Defining Methods
From: methods.go
9 type integer int 10 func (i integer) log() { 11 fmt.Printf("%d\n", i); 12 } 13 func (e *Example) Log() { 14 e.count++ 15 fmt.Printf("%d %s\n", e.count, e.Val) 16 }
If you’ve used a class-based language, then you are probably wondering why the last example didn’t define any methods defined on the structure. In Go, you may define methods on any concrete type that you define, not just on structures. The example at the start of this section defines two Log() methods—recall that the uppercase start letter makes them public—one on the structure defined in the last section and one on a named integer type.
The Go type system lets you assign any int to this named type without an explicit cast, but not vice versa. It also prevents you from assigning between two named types. This can be very useful for variables representing quantities. You could, for example, define kilometer and mile types and have the compiler reject any code where you attempted to assign one to the other.
You cannot add methods to existing types—Go does not have an equivalent of Objective-C categories—but you can define new named types and add methods to them.

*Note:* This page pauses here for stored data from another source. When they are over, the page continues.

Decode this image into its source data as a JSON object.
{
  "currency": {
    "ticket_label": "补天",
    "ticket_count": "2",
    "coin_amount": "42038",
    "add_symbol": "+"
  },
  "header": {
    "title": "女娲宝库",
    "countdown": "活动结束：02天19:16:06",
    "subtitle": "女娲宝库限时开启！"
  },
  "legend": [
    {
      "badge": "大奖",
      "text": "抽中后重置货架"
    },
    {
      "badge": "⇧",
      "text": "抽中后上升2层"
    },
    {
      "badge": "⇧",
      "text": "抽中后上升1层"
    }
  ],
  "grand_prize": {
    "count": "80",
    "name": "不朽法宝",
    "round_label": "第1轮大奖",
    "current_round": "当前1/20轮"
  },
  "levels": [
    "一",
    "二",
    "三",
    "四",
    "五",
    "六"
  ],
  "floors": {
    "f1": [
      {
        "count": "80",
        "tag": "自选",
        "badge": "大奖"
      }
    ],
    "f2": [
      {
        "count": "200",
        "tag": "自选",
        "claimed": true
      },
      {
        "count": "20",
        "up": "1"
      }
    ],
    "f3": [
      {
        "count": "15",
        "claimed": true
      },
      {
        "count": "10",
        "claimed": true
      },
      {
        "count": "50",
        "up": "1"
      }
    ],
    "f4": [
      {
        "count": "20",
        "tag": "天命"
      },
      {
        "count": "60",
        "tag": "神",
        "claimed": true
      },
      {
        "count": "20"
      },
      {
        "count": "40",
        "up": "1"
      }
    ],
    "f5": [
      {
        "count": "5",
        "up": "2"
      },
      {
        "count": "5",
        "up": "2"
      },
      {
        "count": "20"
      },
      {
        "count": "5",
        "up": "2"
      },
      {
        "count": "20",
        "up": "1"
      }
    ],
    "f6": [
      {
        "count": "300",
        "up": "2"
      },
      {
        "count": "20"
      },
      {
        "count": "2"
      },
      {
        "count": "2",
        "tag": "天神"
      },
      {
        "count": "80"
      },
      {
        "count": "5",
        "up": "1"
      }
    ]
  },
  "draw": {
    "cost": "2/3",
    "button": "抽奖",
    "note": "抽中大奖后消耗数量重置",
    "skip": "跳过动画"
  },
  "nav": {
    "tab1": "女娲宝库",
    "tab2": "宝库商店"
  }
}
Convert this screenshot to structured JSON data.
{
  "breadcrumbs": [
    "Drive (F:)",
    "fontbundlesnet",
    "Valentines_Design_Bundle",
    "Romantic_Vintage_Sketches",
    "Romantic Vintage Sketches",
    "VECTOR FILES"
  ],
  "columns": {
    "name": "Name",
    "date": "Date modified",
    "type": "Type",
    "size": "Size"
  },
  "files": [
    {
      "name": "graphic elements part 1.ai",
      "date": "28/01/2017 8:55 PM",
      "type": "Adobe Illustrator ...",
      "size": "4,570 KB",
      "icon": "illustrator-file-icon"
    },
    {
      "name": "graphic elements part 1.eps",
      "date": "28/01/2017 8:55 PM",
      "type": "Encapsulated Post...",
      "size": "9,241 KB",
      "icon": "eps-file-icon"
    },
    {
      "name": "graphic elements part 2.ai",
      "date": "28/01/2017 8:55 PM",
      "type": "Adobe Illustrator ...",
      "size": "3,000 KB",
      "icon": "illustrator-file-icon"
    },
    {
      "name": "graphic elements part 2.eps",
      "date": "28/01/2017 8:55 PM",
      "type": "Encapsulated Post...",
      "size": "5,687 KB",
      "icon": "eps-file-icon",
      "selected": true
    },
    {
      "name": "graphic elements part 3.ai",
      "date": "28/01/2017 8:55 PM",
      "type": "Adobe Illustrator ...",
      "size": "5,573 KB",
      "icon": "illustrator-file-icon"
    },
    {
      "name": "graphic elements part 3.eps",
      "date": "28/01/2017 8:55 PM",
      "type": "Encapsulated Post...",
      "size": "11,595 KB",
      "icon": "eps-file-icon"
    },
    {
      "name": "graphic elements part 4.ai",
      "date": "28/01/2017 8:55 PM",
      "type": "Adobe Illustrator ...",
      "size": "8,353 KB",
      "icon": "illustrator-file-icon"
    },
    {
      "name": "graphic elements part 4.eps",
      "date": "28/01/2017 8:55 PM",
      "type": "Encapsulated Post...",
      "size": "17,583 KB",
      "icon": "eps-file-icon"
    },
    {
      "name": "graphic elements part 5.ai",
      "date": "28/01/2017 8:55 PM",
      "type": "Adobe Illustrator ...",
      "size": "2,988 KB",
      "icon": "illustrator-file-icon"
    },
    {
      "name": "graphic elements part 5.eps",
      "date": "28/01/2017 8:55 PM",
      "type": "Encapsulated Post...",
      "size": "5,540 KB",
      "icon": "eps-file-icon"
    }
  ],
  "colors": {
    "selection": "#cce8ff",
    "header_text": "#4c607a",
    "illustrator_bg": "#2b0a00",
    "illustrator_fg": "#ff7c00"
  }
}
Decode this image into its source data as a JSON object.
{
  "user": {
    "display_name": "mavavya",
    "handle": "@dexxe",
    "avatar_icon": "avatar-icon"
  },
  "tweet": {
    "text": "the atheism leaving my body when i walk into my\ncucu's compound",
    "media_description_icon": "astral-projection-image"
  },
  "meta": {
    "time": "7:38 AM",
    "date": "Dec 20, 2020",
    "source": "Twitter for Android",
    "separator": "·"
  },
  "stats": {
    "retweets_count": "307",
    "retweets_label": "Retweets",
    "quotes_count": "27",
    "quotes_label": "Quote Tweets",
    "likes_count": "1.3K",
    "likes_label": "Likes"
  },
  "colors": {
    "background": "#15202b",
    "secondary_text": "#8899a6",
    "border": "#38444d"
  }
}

Methods are declared just like functions, except that there is one extra parameter—the receiver—declared before the function name. One of the interesting syntactic quirks of Go is that there is no this or self keyword. You can give the receiver any name that you want, and this name does not have to be consistent between methods. This idea comes from Oberon-2 and should be popular with people who like the “no magic” philosophy of languages like Objective-C: the receiver is not an implicit hidden parameter that the compiler inserts; it is an explicit parameter just like any other.
The method on the structure in the example at the start of this section takes a pointer as the receiver. This means that it can modify fields of the receiver and these changes will be shared. Methods do not have to take pointers: the other method in the example takes a value. If a method takes a value type, then it can still be called with either a value or a pointer, but it will receive a copy of the structure, so changes that it makes will not be visible from the caller.
When talking about expressions with an explicit type, methods are just functions. You call a method on a structure by using the dot notation, and you declare the parameter that declares how the structure is passed to the method in a special way, but this is just some syntactic sugar. Methods called in this way are semantically equivalent to functions that just take the receiver as an argument: they are statically resolved and are just function calls.
That’s not the real power of methods, though. When you call a method via an interface (described in the next section), you get late-bound dynamic lookup. This dual nature of Go methods means that you have a single abstraction that can be used in the same way as either C types or Smalltalk objects. If you require performance, then you can use statically typed definitions and avoid the dynamic lookup. If you require flexibility, then you can use the late binding mechanism of interfaces.